Но Макс был прав: какой бы уродливой ни казалась картина, ее писали с глубокой, благоговейной любовью. Я могла представить полотно с еще не высохшей краской – таким, каким его видел Макс много лет назад, рыдая в той пекарне.
В ночь, когда я позволила себе отдаться своим чувствам к Максу, он сидел со мной на залитых лунным светом треллианских равнинах и рассказывал о выставке картин в маленькой пекарне. О том, как увидел полотна в самый темный период своей жизни и они напомнили ему, что, какой бы ужасный момент ты ни переживал, кто-то где-то сейчас счастлив. Они напомнили ему о существовании надежды. Сейчас, в другой темный период, я тоже чувствовала надежду.
Я смогла найти всего одну небольшую картину, да и то только холст, без рамы, в которую он когда-то был вставлен. Теперь на холсте появились повреждения, одна сторона обгорела при взрыве. И все же Макс держал подарок бережно, как вещь огромной ценности.

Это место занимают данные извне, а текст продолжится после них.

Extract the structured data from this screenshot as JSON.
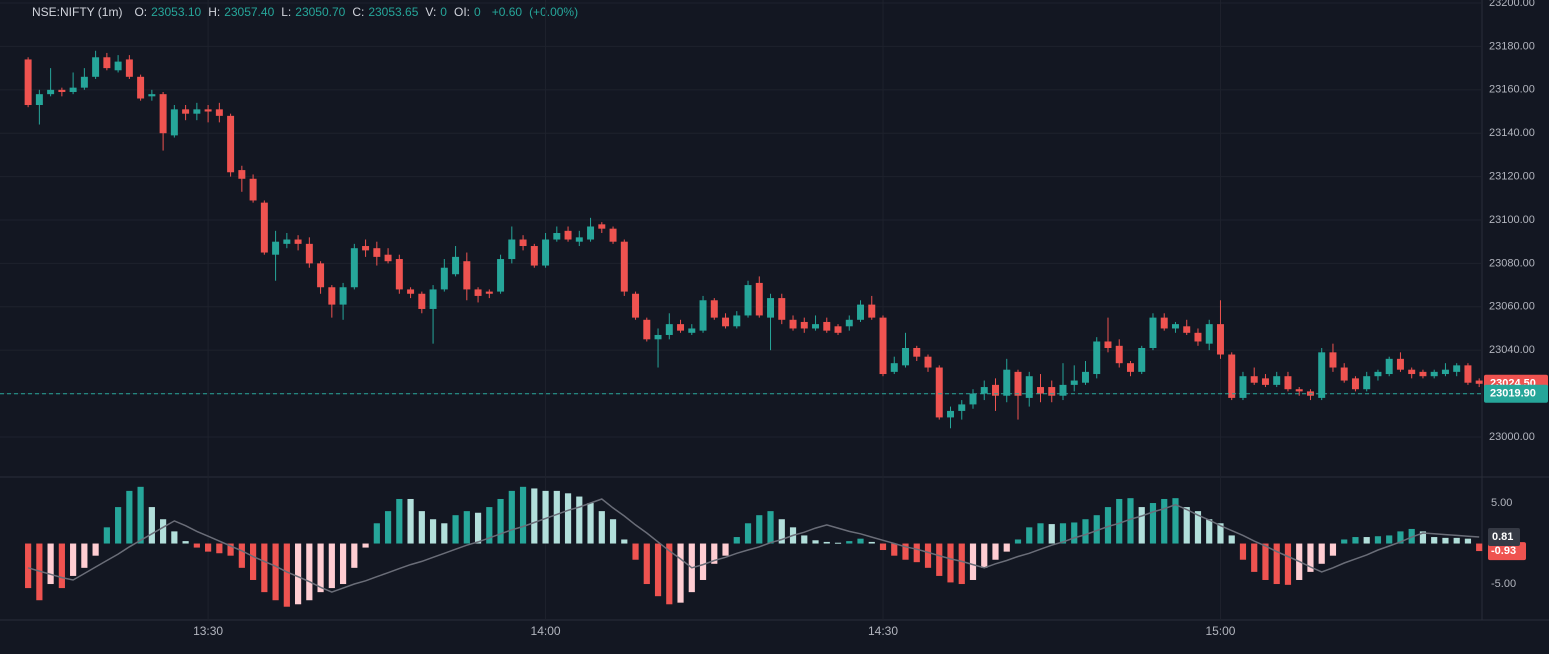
{
  "chart_data": [
    {
      "type": "candlestick",
      "symbol": "NSE:NIFTY (1m)",
      "legend": [
        {
          "label": "O:",
          "value": "23053.10"
        },
        {
          "label": "H:",
          "value": "23057.40"
        },
        {
          "label": "L:",
          "value": "23050.70"
        },
        {
          "label": "C:",
          "value": "23053.65"
        },
        {
          "label": "V:",
          "value": "0"
        },
        {
          "label": "OI:",
          "value": "0"
        }
      ],
      "change": "+0.60",
      "change_pct": "(+0.00%)",
      "up_color": "#26a69a",
      "down_color": "#ef5350",
      "xlim": [
        -2.5,
        129.25
      ],
      "xticks": [
        {
          "value": 16,
          "label": "13:30"
        },
        {
          "value": 46,
          "label": "14:00"
        },
        {
          "value": 76,
          "label": "14:30"
        },
        {
          "value": 106,
          "label": "15:00"
        }
      ],
      "ylim": [
        22982,
        23201.4
      ],
      "yticks": [
        {
          "value": 23000,
          "label": "23000.00"
        },
        {
          "value": 23020,
          "label": "23020.00"
        },
        {
          "value": 23040,
          "label": "23040.00"
        },
        {
          "value": 23060,
          "label": "23060.00"
        },
        {
          "value": 23080,
          "label": "23080.00"
        },
        {
          "value": 23100,
          "label": "23100.00"
        },
        {
          "value": 23120,
          "label": "23120.00"
        },
        {
          "value": 23140,
          "label": "23140.00"
        },
        {
          "value": 23160,
          "label": "23160.00"
        },
        {
          "value": 23180,
          "label": "23180.00"
        },
        {
          "value": 23200,
          "label": "23200.00"
        }
      ],
      "grid": true,
      "price_lines": [
        {
          "value": 23024.5,
          "label": "23024.50",
          "color": "#ef5350",
          "dashed": false
        },
        {
          "value": 23019.9,
          "label": "23019.90",
          "color": "#26a69a",
          "dashed": true
        }
      ],
      "ohlc": [
        [
          23174,
          23175,
          23152,
          23153
        ],
        [
          23153,
          23160,
          23144,
          23158
        ],
        [
          23158,
          23170,
          23157,
          23160
        ],
        [
          23160,
          23161,
          23157,
          23159
        ],
        [
          23159,
          23168,
          23158,
          23161
        ],
        [
          23161,
          23170,
          23160,
          23166
        ],
        [
          23166,
          23178,
          23165,
          23175
        ],
        [
          23175,
          23177,
          23169,
          23170
        ],
        [
          23169,
          23176,
          23168,
          23173
        ],
        [
          23174,
          23176,
          23165,
          23166
        ],
        [
          23166,
          23167,
          23155,
          23156
        ],
        [
          23157,
          23160,
          23155,
          23158
        ],
        [
          23158,
          23159,
          23132,
          23140
        ],
        [
          23139,
          23153,
          23138,
          23151
        ],
        [
          23151,
          23153,
          23146,
          23149
        ],
        [
          23149,
          23154,
          23146,
          23151
        ],
        [
          23151,
          23153,
          23145,
          23150
        ],
        [
          23151,
          23154,
          23145,
          23148
        ],
        [
          23148,
          23149,
          23120,
          23122
        ],
        [
          23123,
          23125,
          23113,
          23119
        ],
        [
          23119,
          23121,
          23108,
          23109
        ],
        [
          23108,
          23109,
          23084,
          23085
        ],
        [
          23084,
          23095,
          23072,
          23090
        ],
        [
          23089,
          23094,
          23087,
          23091
        ],
        [
          23091,
          23093,
          23086,
          23089
        ],
        [
          23089,
          23092,
          23078,
          23080
        ],
        [
          23080,
          23081,
          23066,
          23069
        ],
        [
          23069,
          23070,
          23055,
          23061
        ],
        [
          23061,
          23071,
          23054,
          23069
        ],
        [
          23069,
          23089,
          23068,
          23087
        ],
        [
          23088,
          23091,
          23083,
          23086
        ],
        [
          23087,
          23090,
          23079,
          23083
        ],
        [
          23084,
          23087,
          23080,
          23081
        ],
        [
          23082,
          23084,
          23066,
          23068
        ],
        [
          23068,
          23069,
          23064,
          23066
        ],
        [
          23066,
          23067,
          23057,
          23059
        ],
        [
          23059,
          23070,
          23043,
          23068
        ],
        [
          23068,
          23082,
          23067,
          23078
        ],
        [
          23075,
          23088,
          23074,
          23083
        ],
        [
          23081,
          23085,
          23063,
          23068
        ],
        [
          23068,
          23069,
          23062,
          23065
        ],
        [
          23067,
          23068,
          23064,
          23066
        ],
        [
          23067,
          23084,
          23066,
          23082
        ],
        [
          23082,
          23097,
          23080,
          23091
        ],
        [
          23091,
          23093,
          23086,
          23088
        ],
        [
          23088,
          23089,
          23078,
          23079
        ],
        [
          23079,
          23094,
          23078,
          23091
        ],
        [
          23091,
          23097,
          23090,
          23094
        ],
        [
          23095,
          23097,
          23090,
          23091
        ],
        [
          23090,
          23095,
          23088,
          23092
        ],
        [
          23091,
          23101,
          23090,
          23097
        ],
        [
          23098,
          23099,
          23094,
          23096
        ],
        [
          23096,
          23097,
          23089,
          23090
        ],
        [
          23090,
          23091,
          23065,
          23067
        ],
        [
          23066,
          23067,
          23054,
          23055
        ],
        [
          23054,
          23055,
          23044,
          23045
        ],
        [
          23045,
          23050,
          23032,
          23047
        ],
        [
          23047,
          23057,
          23045,
          23052
        ],
        [
          23052,
          23054,
          23048,
          23049
        ],
        [
          23048,
          23052,
          23047,
          23050
        ],
        [
          23049,
          23065,
          23048,
          23063
        ],
        [
          23063,
          23064,
          23054,
          23055
        ],
        [
          23055,
          23057,
          23050,
          23051
        ],
        [
          23051,
          23058,
          23050,
          23056
        ],
        [
          23056,
          23072,
          23055,
          23070
        ],
        [
          23071,
          23074,
          23055,
          23056
        ],
        [
          23055,
          23066,
          23040,
          23064
        ],
        [
          23064,
          23066,
          23052,
          23054
        ],
        [
          23054,
          23056,
          23049,
          23050
        ],
        [
          23053,
          23055,
          23048,
          23050
        ],
        [
          23050,
          23056,
          23049,
          23052
        ],
        [
          23053,
          23055,
          23048,
          23049
        ],
        [
          23051,
          23052,
          23047,
          23048
        ],
        [
          23051,
          23056,
          23049,
          23054
        ],
        [
          23054,
          23063,
          23053,
          23061
        ],
        [
          23061,
          23065,
          23054,
          23055
        ],
        [
          23055,
          23056,
          23028,
          23029
        ],
        [
          23030,
          23037,
          23029,
          23034
        ],
        [
          23033,
          23048,
          23032,
          23041
        ],
        [
          23041,
          23042,
          23035,
          23037
        ],
        [
          23037,
          23038,
          23030,
          23032
        ],
        [
          23032,
          23033,
          23008,
          23009
        ],
        [
          23009,
          23014,
          23004,
          23012
        ],
        [
          23012,
          23017,
          23008,
          23015
        ],
        [
          23015,
          23022,
          23013,
          23020
        ],
        [
          23020,
          23026,
          23017,
          23023
        ],
        [
          23024,
          23027,
          23012,
          23019
        ],
        [
          23019,
          23036,
          23016,
          23031
        ],
        [
          23030,
          23031,
          23008,
          23019
        ],
        [
          23018,
          23030,
          23014,
          23028
        ],
        [
          23023,
          23029,
          23016,
          23020
        ],
        [
          23023,
          23026,
          23016,
          23019
        ],
        [
          23019,
          23034,
          23017,
          23024
        ],
        [
          23024,
          23033,
          23021,
          23026
        ],
        [
          23025,
          23035,
          23024,
          23030
        ],
        [
          23029,
          23046,
          23027,
          23044
        ],
        [
          23044,
          23055,
          23039,
          23041
        ],
        [
          23042,
          23045,
          23032,
          23034
        ],
        [
          23034,
          23035,
          23028,
          23030
        ],
        [
          23030,
          23042,
          23029,
          23041
        ],
        [
          23041,
          23057,
          23040,
          23055
        ],
        [
          23055,
          23057,
          23049,
          23050
        ],
        [
          23050,
          23053,
          23048,
          23052
        ],
        [
          23051,
          23054,
          23047,
          23048
        ],
        [
          23048,
          23050,
          23042,
          23044
        ],
        [
          23043,
          23054,
          23040,
          23052
        ],
        [
          23052,
          23063,
          23036,
          23038
        ],
        [
          23038,
          23039,
          23017,
          23018
        ],
        [
          23018,
          23030,
          23017,
          23028
        ],
        [
          23028,
          23032,
          23024,
          23025
        ],
        [
          23027,
          23029,
          23023,
          23024
        ],
        [
          23024,
          23030,
          23023,
          23028
        ],
        [
          23028,
          23030,
          23021,
          23022
        ],
        [
          23022,
          23023,
          23019,
          23021
        ],
        [
          23021,
          23022,
          23017,
          23019
        ],
        [
          23018,
          23041,
          23017,
          23039
        ],
        [
          23039,
          23043,
          23030,
          23032
        ],
        [
          23032,
          23034,
          23025,
          23026
        ],
        [
          23027,
          23028,
          23021,
          23022
        ],
        [
          23022,
          23030,
          23021,
          23028
        ],
        [
          23028,
          23031,
          23026,
          23030
        ],
        [
          23029,
          23037,
          23028,
          23036
        ],
        [
          23036,
          23039,
          23030,
          23031
        ],
        [
          23031,
          23032,
          23027,
          23029
        ],
        [
          23030,
          23031,
          23027,
          23028
        ],
        [
          23028,
          23031,
          23027,
          23030
        ],
        [
          23029,
          23034,
          23028,
          23031
        ],
        [
          23030,
          23034,
          23028,
          23033
        ],
        [
          23033,
          23034,
          23024,
          23025
        ],
        [
          23026,
          23027,
          23023,
          23024.5
        ]
      ]
    },
    {
      "type": "histogram-indicator",
      "xlim": [
        -2.5,
        129.25
      ],
      "ylim": [
        -9.44,
        8.09
      ],
      "yticks": [
        {
          "value": 5,
          "label": "5.00"
        },
        {
          "value": -5,
          "label": "-5.00"
        }
      ],
      "colors": {
        "up_rising": "#26a69a",
        "up_falling": "#b2dfdb",
        "down_falling": "#ef5350",
        "down_rising": "#ffcdd2"
      },
      "series": [
        {
          "kind": "bars",
          "values": [
            -5.5,
            -7,
            -5,
            -5.5,
            -4,
            -3,
            -1.5,
            2,
            4.5,
            6.5,
            7,
            4.5,
            3,
            1.5,
            0.3,
            -0.5,
            -1,
            -1.2,
            -1.5,
            -3,
            -4.5,
            -6,
            -7,
            -7.8,
            -7.5,
            -7,
            -6,
            -5.5,
            -5,
            -3,
            -0.5,
            2.5,
            4,
            5.5,
            5.5,
            4,
            3,
            2.5,
            3.5,
            4,
            3.8,
            4.5,
            5.5,
            6.5,
            7,
            6.8,
            6.5,
            6.5,
            6.2,
            5.8,
            5,
            4,
            3,
            0.5,
            -2,
            -5,
            -6.5,
            -7.5,
            -7.3,
            -6,
            -4.5,
            -2.5,
            -1.5,
            0.8,
            2.5,
            3.5,
            4,
            3,
            2,
            1,
            0.4,
            0.2,
            0.1,
            0.3,
            0.6,
            0.2,
            -0.8,
            -1.5,
            -2,
            -2.3,
            -3,
            -4,
            -4.8,
            -5,
            -4.5,
            -3,
            -2,
            -1,
            0.5,
            2,
            2.5,
            2.4,
            2.5,
            2.6,
            3,
            3.5,
            4.5,
            5.5,
            5.6,
            4.5,
            5,
            5.5,
            5.6,
            4.5,
            4,
            3,
            2.5,
            1,
            -2,
            -3.5,
            -4.5,
            -5,
            -5.1,
            -4.5,
            -3.5,
            -2.5,
            -1.5,
            0.5,
            0.8,
            0.8,
            0.9,
            1,
            1.5,
            1.8,
            1.5,
            0.8,
            0.7,
            0.7,
            0.6,
            -0.93
          ],
          "last_label": "-0.93"
        },
        {
          "kind": "line",
          "color": "#6a6d78",
          "values": [
            -3,
            -3.4,
            -3.8,
            -4.2,
            -4.5,
            -3.7,
            -2.9,
            -2.1,
            -1.3,
            -0.4,
            0.4,
            1.2,
            2.0,
            2.8,
            2.2,
            1.5,
            0.9,
            0.3,
            -0.3,
            -0.9,
            -1.6,
            -2.2,
            -2.8,
            -3.5,
            -4.1,
            -4.7,
            -5.4,
            -6.0,
            -5.5,
            -5.0,
            -4.6,
            -4.1,
            -3.6,
            -3.1,
            -2.6,
            -2.2,
            -1.7,
            -1.2,
            -0.7,
            -0.2,
            0.2,
            0.7,
            1.2,
            1.7,
            2.1,
            2.6,
            3.1,
            3.6,
            4.1,
            4.5,
            5.0,
            5.5,
            4.4,
            3.4,
            2.3,
            1.3,
            0.2,
            -0.9,
            -1.9,
            -3.0,
            -2.6,
            -2.1,
            -1.7,
            -1.2,
            -0.8,
            -0.4,
            0.1,
            0.5,
            1.0,
            1.4,
            1.9,
            2.3,
            1.9,
            1.5,
            1.2,
            0.8,
            0.4,
            0.0,
            -0.4,
            -0.7,
            -1.1,
            -1.5,
            -1.9,
            -2.2,
            -2.6,
            -3.0,
            -2.5,
            -2.1,
            -1.6,
            -1.2,
            -0.7,
            -0.2,
            0.2,
            0.7,
            1.1,
            1.6,
            2.1,
            2.5,
            3.0,
            3.4,
            3.9,
            4.3,
            4.8,
            4.2,
            3.5,
            2.9,
            2.2,
            1.6,
            1.0,
            0.3,
            -0.3,
            -1.0,
            -1.6,
            -2.2,
            -2.9,
            -3.5,
            -3.0,
            -2.4,
            -1.9,
            -1.4,
            -0.8,
            -0.3,
            0.2,
            0.8,
            1.3,
            1.2,
            1.1,
            1.0,
            0.9,
            0.81
          ],
          "last_label": "0.81"
        }
      ]
    }
  ]
}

Я села рядом, наши плечи соприкасались.
– Той ночью в домике, когда мы… до того, как нам прислали руки. Ты спросил меня, представляла ли я себе когда-нибудь наше совместное будущее. Тогда я… я не смогла тебе ответить. Но каждую секунду, пока ты был заперт в той ужасной тюрьме, я думала о той ночи и о том, чего не сказала. Я ни о чем не жалела так сильно, как о своем молчании тогда.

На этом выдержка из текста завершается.